Mais nan, rien voulu savoir.


Elle m'a demandé si c'était un adaptateur 65w (il est de 85w), serait-ce possible qu'en leur donnant un numéro de série qui est dans leur liste, ils m'en donnent un nouveau? 

Ce serait la moindre des choses, j'avais acheté MBP + Apple Care, j'ai douillé pour me le payer cet ordinateur et juste parce-que j'ai pas réclamé pendant la période de garantie alors qu'il aurait très bien pu casser avant, j'ai juste été très soigneux  - On me la mets DMC.
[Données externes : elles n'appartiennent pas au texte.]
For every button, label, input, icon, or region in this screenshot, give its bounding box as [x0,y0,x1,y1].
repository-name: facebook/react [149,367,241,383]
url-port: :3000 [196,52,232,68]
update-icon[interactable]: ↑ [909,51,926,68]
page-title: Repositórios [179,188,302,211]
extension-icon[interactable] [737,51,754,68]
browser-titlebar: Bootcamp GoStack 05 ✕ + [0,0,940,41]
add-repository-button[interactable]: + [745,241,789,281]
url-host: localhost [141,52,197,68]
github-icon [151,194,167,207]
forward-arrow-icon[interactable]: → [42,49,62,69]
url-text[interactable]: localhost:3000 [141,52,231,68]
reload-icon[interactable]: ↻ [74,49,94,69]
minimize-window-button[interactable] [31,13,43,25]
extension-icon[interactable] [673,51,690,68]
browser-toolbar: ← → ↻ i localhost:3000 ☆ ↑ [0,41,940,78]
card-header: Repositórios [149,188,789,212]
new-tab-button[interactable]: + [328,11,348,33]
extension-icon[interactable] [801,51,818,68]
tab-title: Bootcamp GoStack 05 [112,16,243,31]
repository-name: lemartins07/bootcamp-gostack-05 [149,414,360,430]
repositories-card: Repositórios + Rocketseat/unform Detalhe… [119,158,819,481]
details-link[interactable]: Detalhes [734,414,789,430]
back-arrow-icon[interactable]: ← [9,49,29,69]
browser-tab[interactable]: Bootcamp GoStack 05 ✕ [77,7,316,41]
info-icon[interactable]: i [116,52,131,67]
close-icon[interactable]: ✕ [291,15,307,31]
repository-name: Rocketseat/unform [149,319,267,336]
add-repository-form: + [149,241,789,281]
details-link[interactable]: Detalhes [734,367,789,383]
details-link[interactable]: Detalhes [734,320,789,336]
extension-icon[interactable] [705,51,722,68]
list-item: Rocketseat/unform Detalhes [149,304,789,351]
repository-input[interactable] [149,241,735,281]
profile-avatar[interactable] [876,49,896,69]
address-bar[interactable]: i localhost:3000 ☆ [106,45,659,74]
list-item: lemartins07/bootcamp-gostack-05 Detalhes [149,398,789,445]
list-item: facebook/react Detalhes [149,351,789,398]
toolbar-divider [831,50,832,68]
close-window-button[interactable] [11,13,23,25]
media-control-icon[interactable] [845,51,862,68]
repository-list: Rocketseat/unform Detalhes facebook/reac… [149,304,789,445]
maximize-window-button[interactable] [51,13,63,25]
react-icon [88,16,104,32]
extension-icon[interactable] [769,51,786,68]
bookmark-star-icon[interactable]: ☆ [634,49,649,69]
Pour la gloire, voici une photo de ma solution D pour continuer à bosser 


Si je bouge d'1cm, le contact se fait plus


----------



## Sly54 (8 Novembre 2010)

T'as une bonne assurance en cas d'incendie ?


----------



## flashednick (8 Novembre 2010)

Je débranche le secteur dès que je ne suis pas à côté... J'ai pas d'autre solution, je dois continuer à bosser. Je me fais sodoculer/j'achète un neuf demain..


----------



## pouto (9 Novembre 2010)

flashednick a dit:


> Je débranche le secteur dès que je ne suis pas à côté... J'ai pas d'autre solution, je dois continuer à bosser. Je me fais sodoculer/j'achète un neuf demain..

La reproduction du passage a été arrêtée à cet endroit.